Avant les élections de décembre, Jack Lang lui a rendu visite et lui a apporté son soutien. Hier, il l’a exhorté à quitter la présidence : «Tu te grandirais en reconnaissant les résultats», a-t-il lancé. Vendredi dernier, Henri Emmanuelli avait dénoncé dans un communiqué «les donneurs de leçons » en France, qui mènent selon lui «une campagne de suspicion et de dénigrement à sens unique dirigée contre les autorités ivoiriennes ». Un soutien clair et sans faille à Laurent Gbagbo, mais qui va à l’encontre de la ligne officielle du PS, qui prend désormais ses distances.

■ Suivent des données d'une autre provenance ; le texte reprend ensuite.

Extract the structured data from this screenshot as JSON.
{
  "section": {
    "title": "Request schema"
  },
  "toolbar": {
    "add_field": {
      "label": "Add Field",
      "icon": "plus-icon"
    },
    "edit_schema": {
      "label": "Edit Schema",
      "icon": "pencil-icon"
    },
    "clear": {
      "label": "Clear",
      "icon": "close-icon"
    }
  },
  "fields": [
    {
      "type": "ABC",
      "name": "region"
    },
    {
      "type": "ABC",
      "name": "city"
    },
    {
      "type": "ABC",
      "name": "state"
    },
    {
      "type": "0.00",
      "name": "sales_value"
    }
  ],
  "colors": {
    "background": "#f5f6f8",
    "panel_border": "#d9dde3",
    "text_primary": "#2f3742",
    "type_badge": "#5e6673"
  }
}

Laurent Gbagbo «se doit de respecter le choix de son peuple », et de «tout faire pour garantir la paix civile », a tranché hier Martine Aubry. Avant le scrutin, le secrétaire national du PS aux relations internationales, Jean-Christophe Cambadélis, s’était rendu en Côte d’Ivoire pour redire la ligne officielle du parti adoptée en 2008 : «Pas d’évolution dans le statut des relations du PS avec Gbagbo sans élections. » «Je déplore aujourd’hui que l’on ne se soit pas donné les moyens pour contrôler l’élection et la rendre inattaquable », assure Cambadélis. À défaut de réussir à ramener Gbagbo à respecter les résultats du scrutin, il vient de lui écrire pour lui demander la levée des restrictions imposée à la presse.